Jair Messias Bolsonaro, 63, é o novo presidente do Brasil —o 42º da história e o 8º desde o fim do regime militar (1964-85) que ele admira e cujo caráter ditatorial relativiza. O deputado do PSL-RJ derrotou neste domingo (28) o ex-prefeito paulistano Fernando Haddad, do PT.
Bolsonaro liderou a mais surpreendente disputa eleitoral desde o pleito de 1989 a partir de agosto, quando o ex-presidente Luiz Inácio Lula da Silva (PT), preso desde abril por corrupção, foi declarado inelegível.
Haddad, plano B do PT que ocupava estrategicamente a vice de Lula antes de ser lançado candidato, conseguiu chegar ao segundo turno, mas nunca ameaçou a liderança do polêmico deputado.
Ele será o 16º presidente militar da história e o 3º a chegar ao poder pelo voto direto.
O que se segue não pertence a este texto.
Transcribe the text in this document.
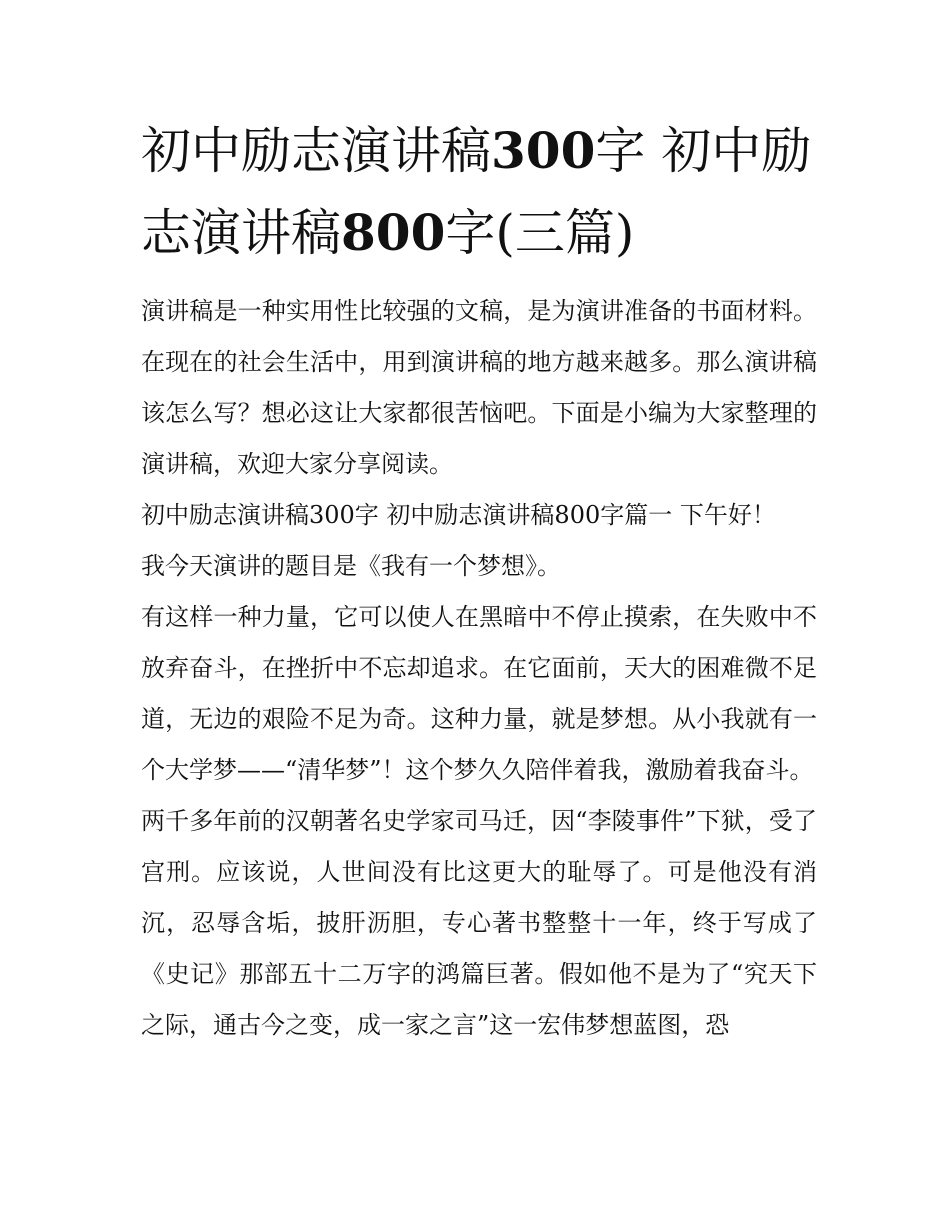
初中励志演讲稿300字 初中励志演讲稿800字(三篇)

演讲稿是一种实用性比较强的文稿，是为演讲准备的书面材料。在现在的社会生活中，用到演讲稿的地方越来越多。那么演讲稿该怎么写？想必这让大家都很苦恼吧。下面是小编为大家整理的演讲稿，欢迎大家分享阅读。

初中励志演讲稿300字 初中励志演讲稿800字篇一 下午好！

我今天演讲的题目是《我有一个梦想》。

有这样一种力量，它可以使人在黑暗中不停止摸索，在失败中不放弃奋斗，在挫折中不忘却追求。在它面前，天大的困难微不足道，无边的艰险不足为奇。这种力量，就是梦想。从小我就有一个大学梦——“清华梦”！这个梦久久陪伴着我，激励着我奋斗。

两千多年前的汉朝著名史学家司马迁，因“李陵事件”下狱，受了宫刑。应该说，人世间没有比这更大的耻辱了。可是他没有消沉，忍辱含垢，披肝沥胆，专心著书整整十一年，终于写成了《史记》那部五十二万字的鸿篇巨著。假如他不是为了“究天下之际，通古今之变，成一家之言”这一宏伟梦想蓝图，恐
Os outros foram Hermes da Fonseca, em 1910, e Eurico Gaspar Dutra, em 1945.
Dono de retórica agressiva e colecionador de polêmicas que lhe valeram pechas que vão de radical a fascista, é o primeiro eleito desde Fernando Collor (1989) a se declarar abertamente de direita.
Suas credenciais democráticas são questionadas constantemente, uma novidade em pleitos presidenciais também desde Collor. Há uma semana, disse que seus adversários deveriam ser presos ou exilados, enquanto vídeo no qual seu filho Eduardo citava ser fácil fechar o Supremo Tribunal Federal em caso de questionamento de uma vitória do pai circulava.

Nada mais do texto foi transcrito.